2nd Governor of Amur Oblast
- In office 11 May 1993 – 5 October 1993
- Preceded by: Albert Krivchenko
- Succeeded by: Vladimir Polevanov

Personal details
- Born: Aleksandr Vladimirovich Surat 12 October 1947 Kharkov, Soviet Union
- Died: 2 September 2016 (aged 68) Gelendzhik, Russia

= Aleksandr Surat =

Aleksandr Vladimirovich Surat (Russian: Александр Владимирович Сурат; 12 October 1947 - 2 September 2016), was a Ukrainian-born Russian politician who had served as the 2nd Governor of Amur Oblast in 1993. He was the General Director of JSC "Amur Utility Systems" from 2003 to 2008.

==Biography==
In April 1993, he was elected 2nd Governor (head) of the Amur Oblast.

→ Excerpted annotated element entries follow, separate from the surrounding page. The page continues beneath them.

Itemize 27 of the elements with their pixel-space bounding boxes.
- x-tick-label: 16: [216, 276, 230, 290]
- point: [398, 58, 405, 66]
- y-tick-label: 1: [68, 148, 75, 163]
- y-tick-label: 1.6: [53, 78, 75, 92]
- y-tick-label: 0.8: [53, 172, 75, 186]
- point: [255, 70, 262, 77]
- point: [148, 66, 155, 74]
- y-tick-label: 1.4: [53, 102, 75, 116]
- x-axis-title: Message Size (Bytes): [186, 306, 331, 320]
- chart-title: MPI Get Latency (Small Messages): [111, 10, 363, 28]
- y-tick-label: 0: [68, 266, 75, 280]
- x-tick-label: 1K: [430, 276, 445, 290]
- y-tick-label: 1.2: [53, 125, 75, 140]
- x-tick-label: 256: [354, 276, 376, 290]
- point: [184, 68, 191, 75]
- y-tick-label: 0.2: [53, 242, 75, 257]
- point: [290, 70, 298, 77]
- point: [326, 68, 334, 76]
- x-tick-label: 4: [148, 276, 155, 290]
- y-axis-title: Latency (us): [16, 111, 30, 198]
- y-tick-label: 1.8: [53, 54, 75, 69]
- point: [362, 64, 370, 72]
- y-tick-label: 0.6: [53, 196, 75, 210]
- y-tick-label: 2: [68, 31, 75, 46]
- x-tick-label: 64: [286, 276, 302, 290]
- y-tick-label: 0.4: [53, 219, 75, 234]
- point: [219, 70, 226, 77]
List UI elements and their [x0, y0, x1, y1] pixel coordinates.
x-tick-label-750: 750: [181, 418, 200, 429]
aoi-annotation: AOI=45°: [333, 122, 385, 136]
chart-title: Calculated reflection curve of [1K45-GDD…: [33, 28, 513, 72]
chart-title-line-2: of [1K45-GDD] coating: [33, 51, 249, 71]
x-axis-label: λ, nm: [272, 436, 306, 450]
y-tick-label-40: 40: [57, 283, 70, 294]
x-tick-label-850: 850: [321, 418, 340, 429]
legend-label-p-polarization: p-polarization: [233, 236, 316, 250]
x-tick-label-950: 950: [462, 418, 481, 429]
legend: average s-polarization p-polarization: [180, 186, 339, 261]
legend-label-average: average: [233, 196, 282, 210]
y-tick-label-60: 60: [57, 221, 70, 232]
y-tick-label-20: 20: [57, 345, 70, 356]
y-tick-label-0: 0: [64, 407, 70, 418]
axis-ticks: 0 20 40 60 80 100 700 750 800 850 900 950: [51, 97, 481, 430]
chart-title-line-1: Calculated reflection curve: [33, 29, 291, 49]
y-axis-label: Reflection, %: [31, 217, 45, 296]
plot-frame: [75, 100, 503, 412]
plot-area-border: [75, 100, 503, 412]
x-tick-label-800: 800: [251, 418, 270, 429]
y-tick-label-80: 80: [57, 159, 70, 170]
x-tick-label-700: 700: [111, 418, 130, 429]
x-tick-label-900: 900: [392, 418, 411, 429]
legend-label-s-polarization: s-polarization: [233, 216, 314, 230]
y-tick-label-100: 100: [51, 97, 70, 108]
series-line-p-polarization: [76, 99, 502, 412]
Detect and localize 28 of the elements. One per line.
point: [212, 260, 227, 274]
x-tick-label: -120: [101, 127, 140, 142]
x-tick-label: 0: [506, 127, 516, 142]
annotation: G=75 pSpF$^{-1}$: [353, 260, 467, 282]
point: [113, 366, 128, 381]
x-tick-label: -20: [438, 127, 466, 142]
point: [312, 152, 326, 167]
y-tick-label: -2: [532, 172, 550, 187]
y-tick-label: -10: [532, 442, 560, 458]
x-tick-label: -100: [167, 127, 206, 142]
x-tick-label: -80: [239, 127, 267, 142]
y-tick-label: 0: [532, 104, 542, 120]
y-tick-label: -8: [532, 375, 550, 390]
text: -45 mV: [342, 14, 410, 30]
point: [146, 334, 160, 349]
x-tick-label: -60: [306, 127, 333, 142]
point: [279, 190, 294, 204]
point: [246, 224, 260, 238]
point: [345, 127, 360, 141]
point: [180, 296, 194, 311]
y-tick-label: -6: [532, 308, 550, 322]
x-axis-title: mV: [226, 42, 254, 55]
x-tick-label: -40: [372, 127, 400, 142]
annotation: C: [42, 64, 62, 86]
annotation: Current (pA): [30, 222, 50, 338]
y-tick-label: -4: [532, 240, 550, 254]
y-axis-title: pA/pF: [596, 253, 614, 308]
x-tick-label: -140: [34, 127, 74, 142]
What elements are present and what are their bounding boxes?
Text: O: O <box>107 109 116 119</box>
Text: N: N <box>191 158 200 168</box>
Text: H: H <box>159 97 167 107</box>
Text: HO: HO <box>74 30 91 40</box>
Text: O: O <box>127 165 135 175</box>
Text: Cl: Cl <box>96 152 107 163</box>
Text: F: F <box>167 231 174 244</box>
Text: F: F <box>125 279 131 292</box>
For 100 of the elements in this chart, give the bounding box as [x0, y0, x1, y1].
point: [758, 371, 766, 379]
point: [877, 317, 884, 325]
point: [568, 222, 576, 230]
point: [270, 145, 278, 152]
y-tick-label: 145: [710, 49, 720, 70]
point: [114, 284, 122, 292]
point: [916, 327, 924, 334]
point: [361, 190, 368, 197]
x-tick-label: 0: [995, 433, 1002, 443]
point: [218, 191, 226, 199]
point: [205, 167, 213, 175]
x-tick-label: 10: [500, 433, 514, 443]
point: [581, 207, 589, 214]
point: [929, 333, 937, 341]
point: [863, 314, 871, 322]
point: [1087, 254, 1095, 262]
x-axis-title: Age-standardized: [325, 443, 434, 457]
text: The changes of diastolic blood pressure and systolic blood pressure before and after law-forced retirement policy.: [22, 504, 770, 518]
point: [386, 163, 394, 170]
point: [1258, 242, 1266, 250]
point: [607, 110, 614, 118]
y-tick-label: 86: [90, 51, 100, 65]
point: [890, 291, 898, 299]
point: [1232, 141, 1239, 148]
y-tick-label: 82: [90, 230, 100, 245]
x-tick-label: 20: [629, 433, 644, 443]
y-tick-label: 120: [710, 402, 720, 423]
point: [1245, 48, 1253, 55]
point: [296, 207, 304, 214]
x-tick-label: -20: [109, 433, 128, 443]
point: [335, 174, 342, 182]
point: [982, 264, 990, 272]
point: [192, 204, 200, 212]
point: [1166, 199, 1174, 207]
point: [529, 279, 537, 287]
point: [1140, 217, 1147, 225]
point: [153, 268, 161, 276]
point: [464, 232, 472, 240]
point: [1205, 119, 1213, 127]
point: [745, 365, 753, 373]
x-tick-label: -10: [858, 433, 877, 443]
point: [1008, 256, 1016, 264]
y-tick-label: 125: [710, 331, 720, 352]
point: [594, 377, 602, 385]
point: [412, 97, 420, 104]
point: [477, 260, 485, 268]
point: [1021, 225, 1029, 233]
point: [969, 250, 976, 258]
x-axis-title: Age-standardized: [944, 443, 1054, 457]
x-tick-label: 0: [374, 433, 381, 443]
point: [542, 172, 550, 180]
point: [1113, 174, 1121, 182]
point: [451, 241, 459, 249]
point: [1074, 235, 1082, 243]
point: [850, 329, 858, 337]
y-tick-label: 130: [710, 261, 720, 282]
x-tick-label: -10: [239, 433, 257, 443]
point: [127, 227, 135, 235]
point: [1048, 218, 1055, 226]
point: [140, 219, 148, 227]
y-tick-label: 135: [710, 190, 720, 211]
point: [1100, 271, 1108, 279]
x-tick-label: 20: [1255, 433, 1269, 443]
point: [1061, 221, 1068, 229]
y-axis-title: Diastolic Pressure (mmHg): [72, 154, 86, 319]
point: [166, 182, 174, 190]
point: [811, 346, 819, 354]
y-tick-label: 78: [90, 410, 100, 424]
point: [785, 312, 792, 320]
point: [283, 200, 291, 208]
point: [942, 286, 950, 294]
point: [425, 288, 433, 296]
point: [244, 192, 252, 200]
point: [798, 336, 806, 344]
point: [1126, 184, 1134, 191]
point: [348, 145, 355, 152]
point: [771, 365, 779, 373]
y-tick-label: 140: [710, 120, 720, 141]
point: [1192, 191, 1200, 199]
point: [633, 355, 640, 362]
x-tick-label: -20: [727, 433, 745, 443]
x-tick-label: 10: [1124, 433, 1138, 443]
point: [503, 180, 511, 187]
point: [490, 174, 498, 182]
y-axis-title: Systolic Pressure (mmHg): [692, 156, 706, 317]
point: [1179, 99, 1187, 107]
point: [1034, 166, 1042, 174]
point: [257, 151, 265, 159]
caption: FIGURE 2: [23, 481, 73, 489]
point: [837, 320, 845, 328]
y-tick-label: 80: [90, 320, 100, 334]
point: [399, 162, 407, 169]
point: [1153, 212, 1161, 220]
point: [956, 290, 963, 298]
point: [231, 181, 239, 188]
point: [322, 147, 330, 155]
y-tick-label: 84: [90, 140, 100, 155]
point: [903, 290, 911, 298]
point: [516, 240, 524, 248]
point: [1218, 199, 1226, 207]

During the dissolution of the Supreme Soviet of Russia, he was supported by the Congress of People's Deputies of Russia, and on 5 October 1993, he was removed from his post, by the Decree of the President of the Russian Federation, after which he returned to the post of president of the Most company.

In 1997 to 2007, he was the General Director of JSC Amur Utility Systems. In the last years of his life, he headed the municipal enterprise in Gelendzhik of one of the districts of the resort city, where he died on 2 September 2016.